Aisling paused in front of a wooden barrel and didn’t dare ask where the water had come from. It was cold and mostly clean, something for which she was very grateful. She was happy to use it to wash the grime from her skin, but not her clothing. It was cold, so she thought it best to smell rather than freeze to death. She dried her face on the inside of her cloak, then looked up at her rescuer.
“Thank you.”
“No need to, little one.” He pointed toward the end of the dock. “Keep going until you can’t go any farther. Ask for Captain Burke. Tell him Paien of Allerdale sent you. I’ve a bit of business back in town—buying pretties for my lady wife, you see—else I would come with you. Tell him I’m sorry to forgo the pleasures of his ship, but I’ve sent you instead.” He laughed a little. “I’m sure he’ll thank me.”

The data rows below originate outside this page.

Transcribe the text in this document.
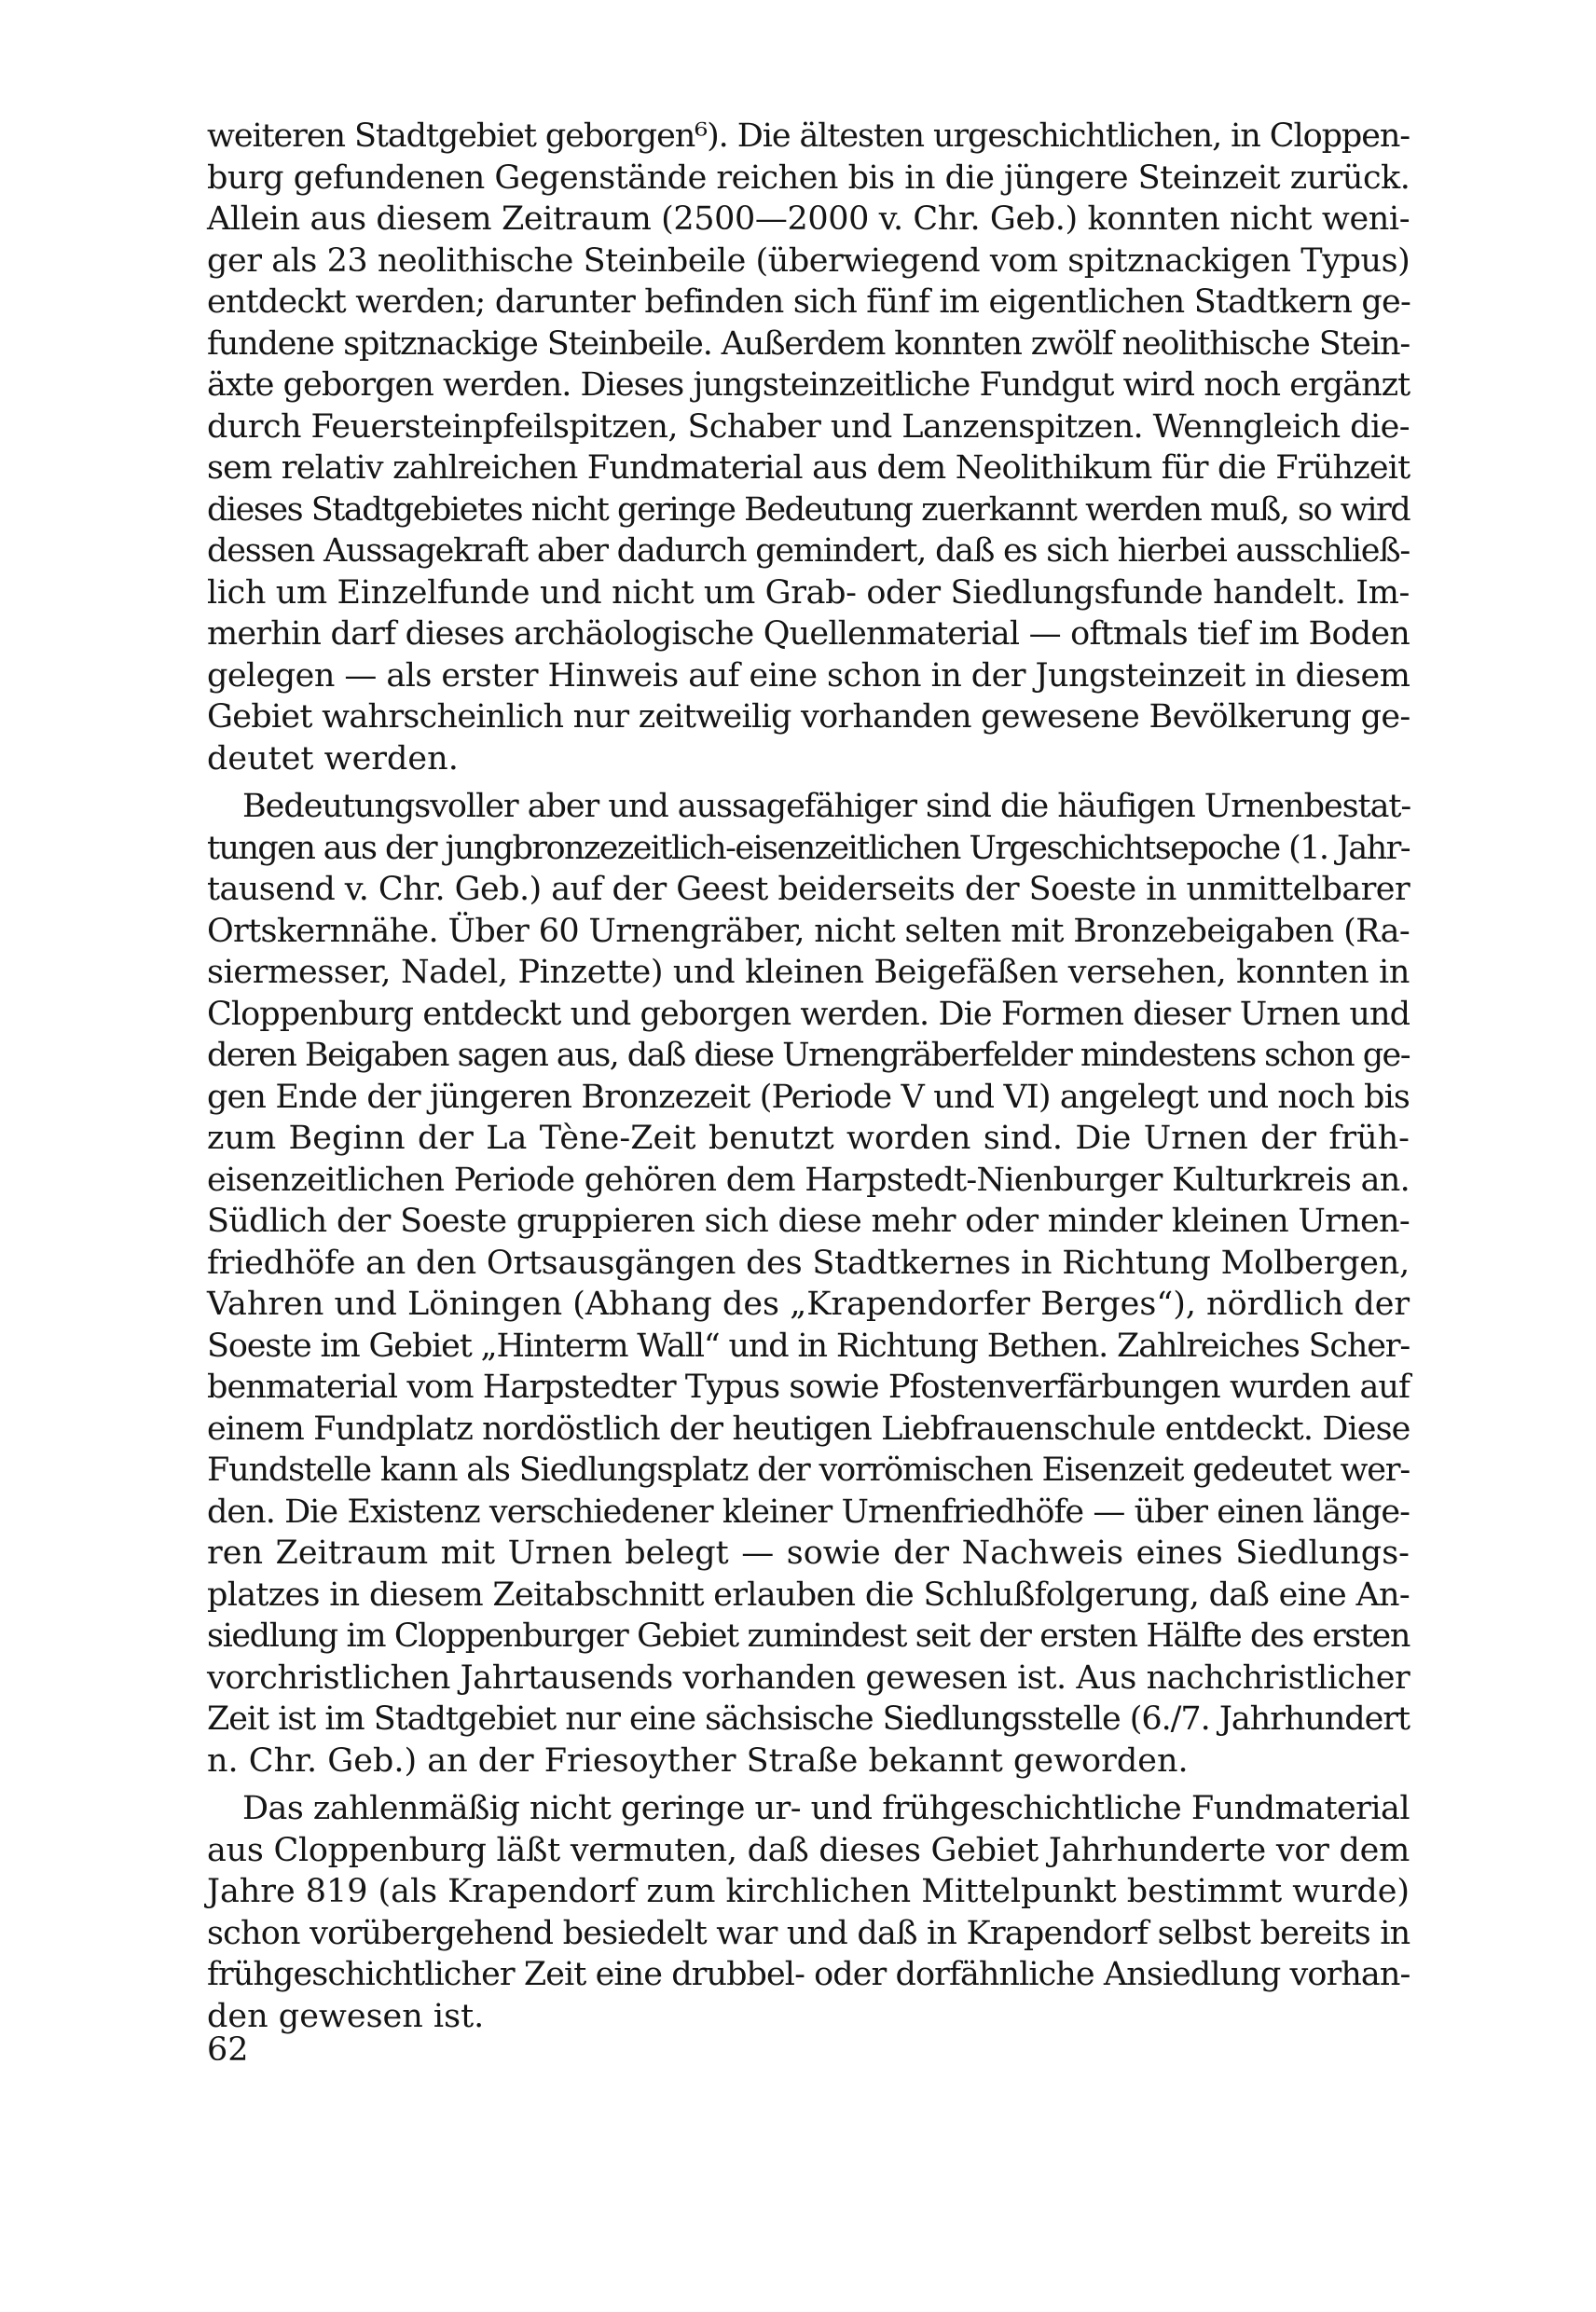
weiteren Stadtgebiet geborgen⁶). Die ältesten urgeschichtlichen, in Cloppen-
burg gefundenen Gegenstände reichen bis in die jüngere Steinzeit zurück.
Allein aus diesem Zeitraum (2500—2000 v. Chr. Geb.) konnten nicht weni-
ger als 23 neolithische Steinbeile (überwiegend vom spitznackigen Typus)
entdeckt werden; darunter befinden sich fünf im eigentlichen Stadtkern ge-
fundene spitznackige Steinbeile. Außerdem konnten zwölf neolithische Stein-
äxte geborgen werden. Dieses jungsteinzeitliche Fundgut wird noch ergänzt
durch Feuersteinpfeilspitzen, Schaber und Lanzenspitzen. Wenngleich die-
sem relativ zahlreichen Fundmaterial aus dem Neolithikum für die Frühzeit
dieses Stadtgebietes nicht geringe Bedeutung zuerkannt werden muß, so wird
dessen Aussagekraft aber dadurch gemindert, daß es sich hierbei ausschließ-
lich um Einzelfunde und nicht um Grab- oder Siedlungsfunde handelt. Im-
merhin darf dieses archäologische Quellenmaterial — oftmals tief im Boden
gelegen — als erster Hinweis auf eine schon in der Jungsteinzeit in diesem
Gebiet wahrscheinlich nur zeitweilig vorhanden gewesene Bevölkerung ge-
deutet werden.
Bedeutungsvoller aber und aussagefähiger sind die häufigen Urnenbestat-
tungen aus der jungbronzezeitlich-eisenzeitlichen Urgeschichtsepoche (1. Jahr-
tausend v. Chr. Geb.) auf der Geest beiderseits der Soeste in unmittelbarer
Ortskernnähe. Über 60 Urnengräber, nicht selten mit Bronzebeigaben (Ra-
siermesser, Nadel, Pinzette) und kleinen Beigefäßen versehen, konnten in
Cloppenburg entdeckt und geborgen werden. Die Formen dieser Urnen und
deren Beigaben sagen aus, daß diese Urnengräberfelder mindestens schon ge-
gen Ende der jüngeren Bronzezeit (Periode V und VI) angelegt und noch bis
zum Beginn der La Tène-Zeit benutzt worden sind. Die Urnen der früh-
eisenzeitlichen Periode gehören dem Harpstedt-Nienburger Kulturkreis an.
Südlich der Soeste gruppieren sich diese mehr oder minder kleinen Urnen-
friedhöfe an den Ortsausgängen des Stadtkernes in Richtung Molbergen,
Vahren und Löningen (Abhang des „Krapendorfer Berges“), nördlich der
Soeste im Gebiet „Hinterm Wall“ und in Richtung Bethen. Zahlreiches Scher-
benmaterial vom Harpstedter Typus sowie Pfostenverfärbungen wurden auf
einem Fundplatz nordöstlich der heutigen Liebfrauenschule entdeckt. Diese
Fundstelle kann als Siedlungsplatz der vorrömischen Eisenzeit gedeutet wer-
den. Die Existenz verschiedener kleiner Urnenfriedhöfe — über einen länge-
ren Zeitraum mit Urnen belegt — sowie der Nachweis eines Siedlungs-
platzes in diesem Zeitabschnitt erlauben die Schlußfolgerung, daß eine An-
siedlung im Cloppenburger Gebiet zumindest seit der ersten Hälfte des ersten
vorchristlichen Jahrtausends vorhanden gewesen ist. Aus nachchristlicher
Zeit ist im Stadtgebiet nur eine sächsische Siedlungsstelle (6./7. Jahrhundert
n. Chr. Geb.) an der Friesoyther Straße bekannt geworden.
Das zahlenmäßig nicht geringe ur- und frühgeschichtliche Fundmaterial
aus Cloppenburg läßt vermuten, daß dieses Gebiet Jahrhunderte vor dem
Jahre 819 (als Krapendorf zum kirchlichen Mittelpunkt bestimmt wurde)
schon vorübergehend besiedelt war und daß in Krapendorf selbst bereits in
frühgeschichtlicher Zeit eine drubbel- oder dorfähnliche Ansiedlung vorhan-
den gewesen ist.
62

Aisling had no idea why he found the thought so amusing, but she wasn’t going to ask. That might have been because there was a sudden and quite annoying lump in her throat at the sight of the gold coin Master Paien was holding out toward her. She met his eyes quickly.
“I couldn’t—”
“Of course you can.” He smiled, a warm smile that left her unaccountably comforted. “Do a good turn for someone else when you’re able. I’ve had more than my share done to me of late. And some passing fine victuals at places I thought only existed in—” He paused, then laughed a little. “Never mind my ramblings. Be off with ye, little one, and catch yer ship.”